Traceback (most recent call last):
  File "main.py", line 27, in <module>
  File "/content/BERT-for-bAbi-task/dataloader.py", line 133, in collate_fn
    src_seqs, seg_seqs, att_mask, pos_id, trgs = zip(*data)
  File "/usr/lib/python3.6/typing.py", line 682, in inner
    return func(*args, **kwds)
  File "/usr/lib/python3.6/typing.py", line 1107, in __getitem__
    params = tuple(_type_check(p, msg) for p in params)
  File "/usr/lib/python3.6/typing.py", line 1107, in <genexpr>
    params = tuple(_type_check(p, msg) for p in params)
  File "/usr/lib/python3.6/typing.py", line 374, in _type_check
    raise TypeError(msg + " Got %.100r." % (arg,))
TypeError: Parameters to generic types must be types. Got 0.

Could anyone please help me how to correct the error?


Solution

  • I will just give you some pointers:

    • collate_fn is not meant to be called with a dataset as argument. It is a special callback function given to a dataloader and used to collate batch elements into a batch.

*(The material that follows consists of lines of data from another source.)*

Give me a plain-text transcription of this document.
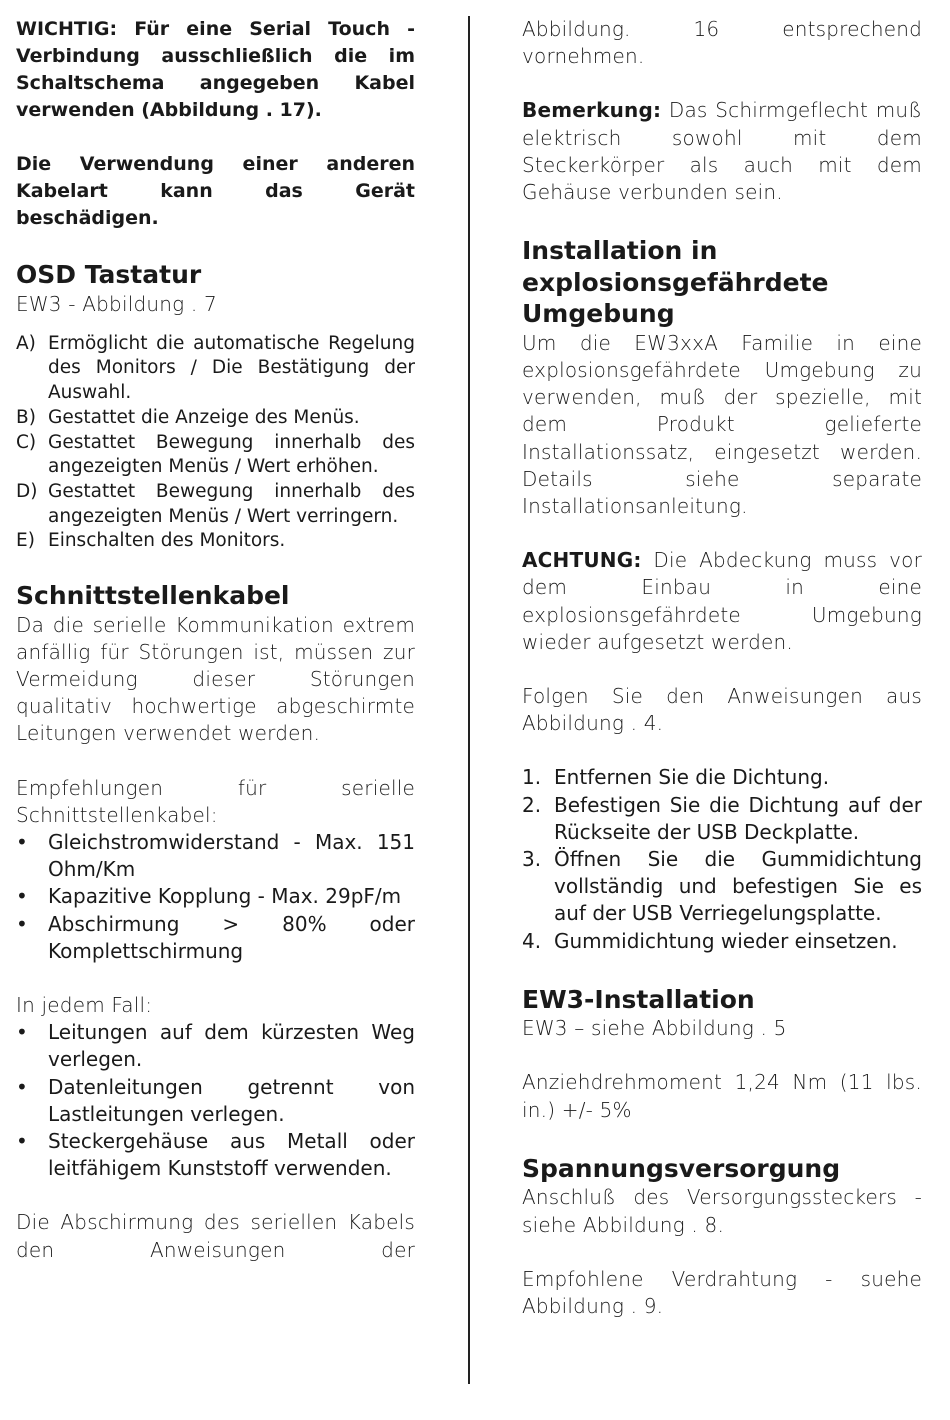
WICHTIG: Für eine Serial Touch - Verbindung ausschließlich die im Schaltschema angegeben Kabel verwenden (Abbildung . 17).

Die Verwendung einer anderen Kabelart kann das Gerät beschädigen.

OSD Tastatur

EW3 - Abbildung . 7

A) Ermöglicht die automatische Regelung des Monitors / Die Bestätigung der Auswahl.
B) Gestattet die Anzeige des Menüs.
C) Gestattet Bewegung innerhalb des angezeigten Menüs / Wert erhöhen.
D) Gestattet Bewegung innerhalb des angezeigten Menüs / Wert verringern.
E) Einschalten des Monitors.
Schnittstellenkabel

Da die serielle Kommunikation extrem anfällig für Störungen ist, müssen zur Vermeidung dieser Störungen qualitativ hochwertige abgeschirmte Leitungen verwendet werden.

Empfehlungen für serielle Schnittstellenkabel:

• Gleichstromwiderstand - Max. 151 Ohm/Km
• Kapazitive Kopplung - Max. 29pF/m
• Abschirmung > 80% oder Komplettschirmung

In jedem Fall:

• Leitungen auf dem kürzesten Weg verlegen.
• Datenleitungen getrennt von Lastleitungen verlegen.
• Steckergehäuse aus Metall oder leitfähigem Kunststoff verwenden.

Die Abschirmung des seriellen Kabels den Anweisungen der

Abbildung. 16 entsprechend vornehmen.

Bemerkung: Das Schirmgeflecht muß elektrisch sowohl mit dem Steckerkörper als auch mit dem Gehäuse verbunden sein.

Installation in explosionsgefährdete Umgebung

Um die EW3xxA Familie in eine explosionsgefährdete Umgebung zu verwenden, muß der spezielle, mit dem Produkt gelieferte Installationssatz, eingesetzt werden. Details siehe separate Installationsanleitung.

ACHTUNG: Die Abdeckung muss vor dem Einbau in eine explosionsgefährdete Umgebung wieder aufgesetzt werden.

Folgen Sie den Anweisungen aus Abbildung . 4.

1. Entfernen Sie die Dichtung.
2. Befestigen Sie die Dichtung auf der Rückseite der USB Deckplatte.
3. Öffnen Sie die Gummidichtung vollständig und befestigen Sie es auf der USB Verriegelungsplatte.
4. Gummidichtung wieder einsetzen.
EW3-Installation

EW3 – siehe Abbildung . 5

Anziehdrehmoment 1,24 Nm (11 lbs. in.) +/- 5%

Spannungsversorgung

Anschluß des Versorgungssteckers - siehe Abbildung . 8.

Empfohlene Verdrahtung - suehe Abbildung . 9.
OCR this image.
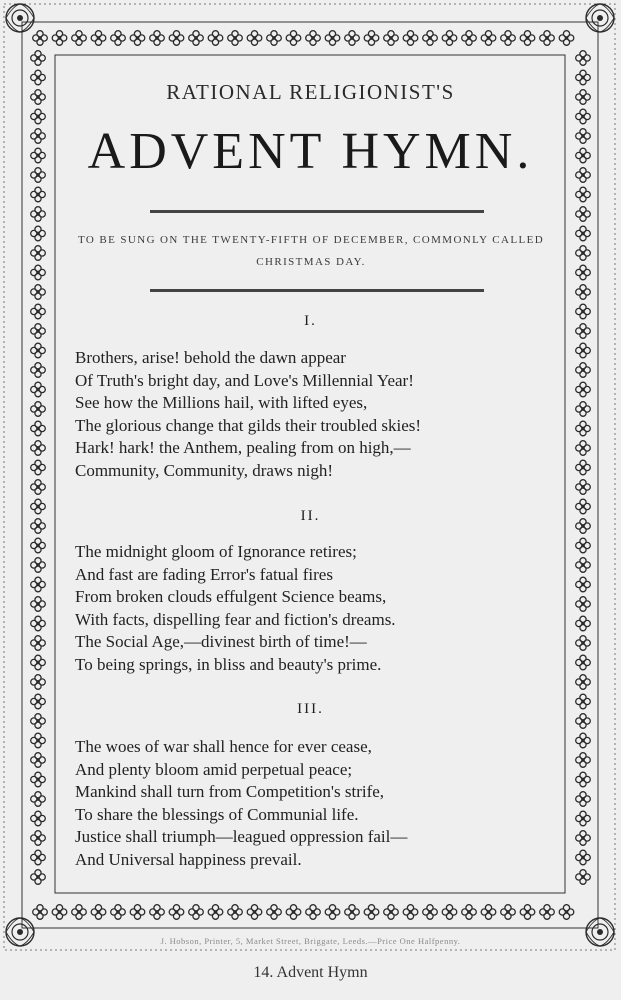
RATIONAL RELIGIONIST'S
ADVENT HYMN.
TO BE SUNG ON THE TWENTY-FIFTH OF DECEMBER, COMMONLY CALLED CHRISTMAS DAY.
I.
Brothers, arise! behold the dawn appear
Of Truth's bright day, and Love's Millennial Year!
See how the Millions hail, with lifted eyes,
The glorious change that gilds their troubled skies!
Hark! hark! the Anthem, pealing from on high,—
Community, Community, draws nigh!
II.
The midnight gloom of Ignorance retires;
And fast are fading Error's fatual fires
From broken clouds effulgent Science beams,
With facts, dispelling fear and fiction's dreams.
The Social Age,—divinest birth of time!—
To being springs, in bliss and beauty's prime.
III.
The woes of war shall hence for ever cease,
And plenty bloom amid perpetual peace;
Mankind shall turn from Competition's strife,
To share the blessings of Communial life.
Justice shall triumph—leagued oppression fail—
And Universal happiness prevail.
J. Hobson, Printer, 5, Market Street, Briggate, Leeds.—Price One Halfpenny.
14. Advent Hymn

    • Since bAbi_Dataset in /dataloader.py is defined as a torch.utils.data.Dataset I would guess you are meant to initialize it instead. It is defined here as:

      def __init__(self, trg_word2id, tenK=True, path = "tasks_1-20_v1-2", train=True)
      

      There is another function build_trg_dics in /dataloader.py which is used to create the parse the content from files. You should take a look at them before setting the right arguments for bAbi_Dataset.

    • Lastly, when you have your dataset initialized, you can attach a dataloader on it using torch.utils.data.DataLoader. This would look like:

      data_loader = DataLoader(dataset, batch_size=16)
      

      At this point, you might even need to plug in the collate function provided in /dataloader.py.

    If you don't really know what you are doing, I would suggest you start with a working repository and work your way from there. Good luck!